Через четыре дня, при попытке переправиться через реку Дяочу, случилось несчастье, едва не стоившее Николаю Михайловичу (и всей русской науке) жизни верного товарища — Всеволода Ивановича Роборовского. Переправа шла удачно, на берегу оставались только бараны, небольшое стадо которых всегда следовало с путешественниками. Когда их вогнали в воду, быстрое течение понесло их. Роборовский на лошади бросился на перехват, но она его сбросила. Лошадь выбралась, а Роборовского затянуло в быстрину, тем более что он никак не хотел бросить свою винтовку. Несколько раз голова его уходила под воду. Все случилось настолько быстро, что никто не мог ничего сделать. Наконец Роборовскому удалось приблизиться к берегу, где вбежавшие в воду казаки вытащили его из стремнины.

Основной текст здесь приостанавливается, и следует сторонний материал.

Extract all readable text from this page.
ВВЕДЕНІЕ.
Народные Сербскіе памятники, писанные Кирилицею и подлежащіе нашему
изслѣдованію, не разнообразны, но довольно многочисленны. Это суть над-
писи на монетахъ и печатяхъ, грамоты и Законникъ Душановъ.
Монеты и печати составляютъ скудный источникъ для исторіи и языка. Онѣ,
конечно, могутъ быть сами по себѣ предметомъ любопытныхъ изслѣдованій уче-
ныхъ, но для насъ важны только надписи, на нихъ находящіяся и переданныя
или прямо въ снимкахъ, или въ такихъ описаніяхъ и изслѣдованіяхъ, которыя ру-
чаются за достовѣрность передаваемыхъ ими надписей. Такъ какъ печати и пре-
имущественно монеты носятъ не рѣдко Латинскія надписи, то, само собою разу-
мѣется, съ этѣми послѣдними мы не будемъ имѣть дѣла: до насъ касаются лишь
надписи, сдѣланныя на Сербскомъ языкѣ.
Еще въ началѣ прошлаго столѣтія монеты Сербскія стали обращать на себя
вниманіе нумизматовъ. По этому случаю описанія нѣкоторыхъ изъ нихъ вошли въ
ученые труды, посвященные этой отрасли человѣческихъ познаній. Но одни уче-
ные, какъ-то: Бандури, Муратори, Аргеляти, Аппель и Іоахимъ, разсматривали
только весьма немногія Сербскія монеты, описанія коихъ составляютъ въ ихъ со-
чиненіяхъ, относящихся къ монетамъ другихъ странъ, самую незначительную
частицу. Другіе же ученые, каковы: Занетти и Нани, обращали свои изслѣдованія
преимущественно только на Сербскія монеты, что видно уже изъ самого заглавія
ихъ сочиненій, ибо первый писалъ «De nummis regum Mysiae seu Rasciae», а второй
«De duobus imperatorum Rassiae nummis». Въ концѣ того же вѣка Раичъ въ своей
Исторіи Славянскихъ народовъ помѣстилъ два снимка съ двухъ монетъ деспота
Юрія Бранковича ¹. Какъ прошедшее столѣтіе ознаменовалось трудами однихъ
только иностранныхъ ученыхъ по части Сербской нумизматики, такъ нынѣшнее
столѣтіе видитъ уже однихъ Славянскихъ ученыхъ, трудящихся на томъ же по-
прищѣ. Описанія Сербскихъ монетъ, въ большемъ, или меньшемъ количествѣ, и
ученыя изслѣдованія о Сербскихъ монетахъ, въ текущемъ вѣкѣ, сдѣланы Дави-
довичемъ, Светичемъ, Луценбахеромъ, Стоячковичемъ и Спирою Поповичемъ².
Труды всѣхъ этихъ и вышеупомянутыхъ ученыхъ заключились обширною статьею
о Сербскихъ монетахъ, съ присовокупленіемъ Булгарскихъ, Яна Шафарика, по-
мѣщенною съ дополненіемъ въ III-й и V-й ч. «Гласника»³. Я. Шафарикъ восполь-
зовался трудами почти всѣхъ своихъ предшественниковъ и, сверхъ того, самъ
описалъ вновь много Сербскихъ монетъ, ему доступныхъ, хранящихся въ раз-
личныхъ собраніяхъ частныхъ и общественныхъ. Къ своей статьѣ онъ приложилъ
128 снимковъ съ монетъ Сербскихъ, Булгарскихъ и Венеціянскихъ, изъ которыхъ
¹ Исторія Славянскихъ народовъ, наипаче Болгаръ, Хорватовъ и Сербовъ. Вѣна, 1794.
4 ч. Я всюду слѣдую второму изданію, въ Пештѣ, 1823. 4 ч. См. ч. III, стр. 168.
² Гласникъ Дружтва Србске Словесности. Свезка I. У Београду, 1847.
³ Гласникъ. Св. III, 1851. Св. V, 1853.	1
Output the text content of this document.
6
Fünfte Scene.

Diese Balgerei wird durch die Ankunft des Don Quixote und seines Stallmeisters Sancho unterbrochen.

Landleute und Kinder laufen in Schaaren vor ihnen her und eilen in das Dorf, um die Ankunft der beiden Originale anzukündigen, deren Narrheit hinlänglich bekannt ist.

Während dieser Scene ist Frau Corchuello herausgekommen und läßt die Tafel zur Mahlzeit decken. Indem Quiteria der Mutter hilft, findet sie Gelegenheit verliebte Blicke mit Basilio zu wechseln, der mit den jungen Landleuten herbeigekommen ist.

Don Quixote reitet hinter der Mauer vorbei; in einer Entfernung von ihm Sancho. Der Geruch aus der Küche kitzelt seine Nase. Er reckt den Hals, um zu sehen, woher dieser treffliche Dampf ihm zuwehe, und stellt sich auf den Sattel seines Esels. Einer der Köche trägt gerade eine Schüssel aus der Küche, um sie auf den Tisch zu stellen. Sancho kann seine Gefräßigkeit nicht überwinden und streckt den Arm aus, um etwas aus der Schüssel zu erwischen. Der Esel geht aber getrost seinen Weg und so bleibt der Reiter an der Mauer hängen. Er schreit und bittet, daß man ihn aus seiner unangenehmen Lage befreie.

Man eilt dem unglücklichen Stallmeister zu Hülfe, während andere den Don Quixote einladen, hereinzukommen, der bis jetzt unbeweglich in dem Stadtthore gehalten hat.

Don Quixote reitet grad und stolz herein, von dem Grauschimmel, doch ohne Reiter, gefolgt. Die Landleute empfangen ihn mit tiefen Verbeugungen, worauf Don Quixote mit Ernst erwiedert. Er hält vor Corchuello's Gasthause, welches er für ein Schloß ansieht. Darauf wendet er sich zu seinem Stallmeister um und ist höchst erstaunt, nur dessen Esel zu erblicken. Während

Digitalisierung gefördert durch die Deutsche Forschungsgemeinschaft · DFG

Утром 3 июля экспедиция поднялась прежним путем на водораздел Желтой и Голубой рек и взошла опять на плато Тибета. Здесь мало что напоминало летнюю пору: трава на мото-шириках едва отросла на дюйм, дожди нередко заменялись снегом, по ночам прилично морозило. От обильных осадков разбухли болота, топи, разлились мелкие речки, что сильно тормозило движение каравана. Вьючные животные и верховые лошади вязли в непролазной грязи. «Затем лишь только мы тронулись с места, как пошел снег, который при сильном северо-западном ветре вскоре превратился в метель, залеплявшую глаза. Холод пронизывал до костей не только нас, но и облинявших теперь верблюдов. Последние беспрестанно спотыкались, падали и вязли в грязи. Приходилось их развьючивать и вытаскивать; намокшие седла и вьюки делались значительно тяжелее; верблюды выбивались из сил».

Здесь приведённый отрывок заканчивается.